Dawn finished her questioning and left. Dr. Turner came in a few minutes later. The good doctor wasn't as old as I'd anticipated for having delivered half the town. He was tall and wiry, built like a long-distance runner, with thin gray hair and kind eyes. "You're definitely pregnant, Your Grace, but then, you knew that already."
Haley beamed.
I felt sick. Confirmation was hell on hope.
"Congratulations!" His voice was heartily cheery. "The village will celebrate. We'll finally have a chance to hear the bells ring announcing a new birth at the castle this fall. I've practice
d in the village for twenty-plus years and never heard them." He smiled as he took a seat in the chair in front of the computer screen and read Haley's chart. "Everything looks good. Let's take a peek under the bonnet and see what we have."
I turned away while he examined my wife's private anatomy.
"Everything looks healthy," he said. "You can look now, sir." His voice had a laugh in it.
I turned around to face them as Haley sat up and adjusted herself.
"From what you've told me and what I can see, you appear to be five weeks along. I usually don't see patients until the eighth to tenth week. But you look to be right where you should be for this stage of early pregnancy.

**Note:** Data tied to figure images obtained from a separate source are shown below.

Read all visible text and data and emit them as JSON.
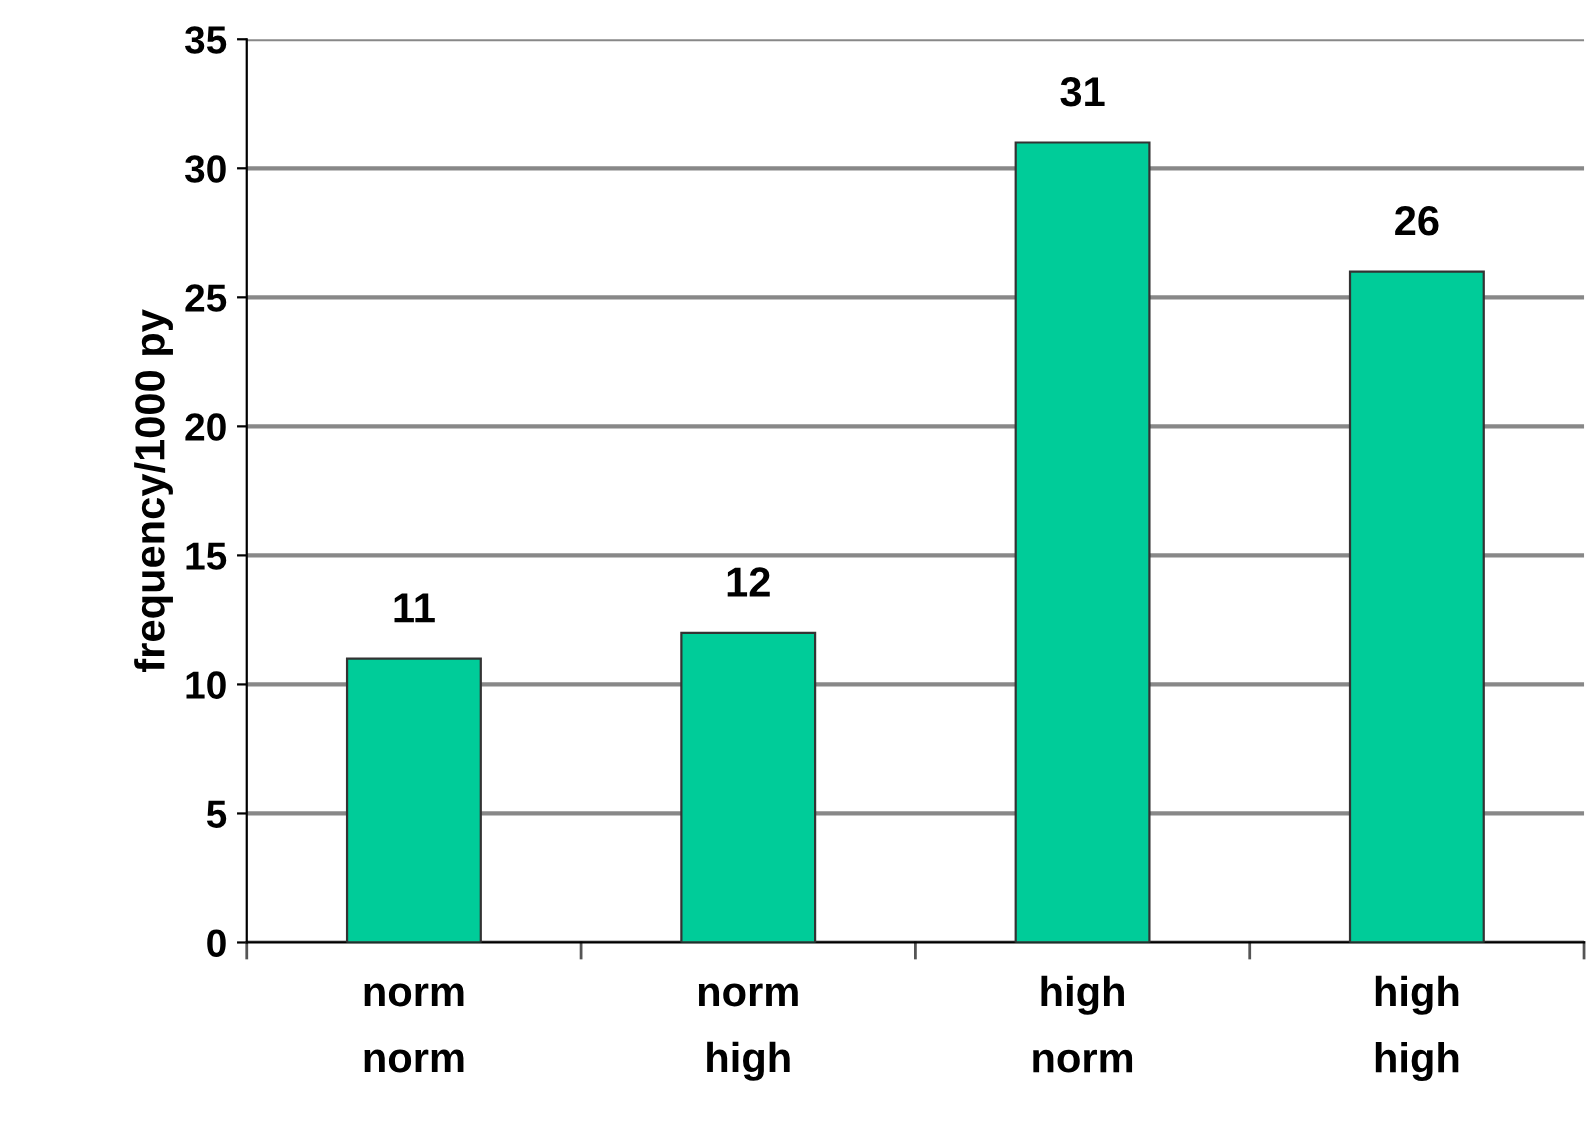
{
  "chart_data": {
    "type": "bar",
    "ylabel": "frequency/1000 py",
    "categories": [
      "norm\nnorm",
      "norm\nhigh",
      "high\nnorm",
      "high\nhigh"
    ],
    "values": [
      11,
      12,
      31,
      26
    ],
    "color": "#00cc99",
    "ylim": [
      0,
      35
    ],
    "yticks": [
      0,
      5,
      10,
      15,
      20,
      25,
      30,
      35
    ],
    "grid": "y",
    "data_labels": true
  }
}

"Our first order of business is to establish a due date, which by my calculations will be November ninth. We'll set up a series of appointments for you. Including one for twenty weeks where we can determine the sex of the baby with an ultrasound. We'll do the ultrasound either way, but you have the choice of finding out the sex—"
"Yes," I said, my voice hard and determined.
Haley and Dr. Turner turned to me. He wore a surprised expression. Maybe he hadn't expected such vehemence.
"A true duke. Eager for a son to pass the title to." The doctor's grin was tentative.
Haley gave me a warning look.
"Yes, of course," I said. "We're both eager to find out what we're having." If it were a boy, he'd be my way out of the marriage. Flash would be safe. And I'd be several hundred million richer. Was that what I wanted? Would I love a little girl just as much?
The truth was, although I'd never wanted children, if I ever considered having them at all, I was the odd guy who wanted girls.
The doctor picked up on the sudden surge of tension. His brow furrowed as he tried to figure out what had caused the sudden chill when he'd given us nothing but good news.
Haley lifted her chin. "Either gender will be welcome. But of course the duke is eager to pass his title on."
"Very good," the doctor said. "Will you be having the baby here, then? In the village? Or London? Or are you planning to return to the States to give birth?"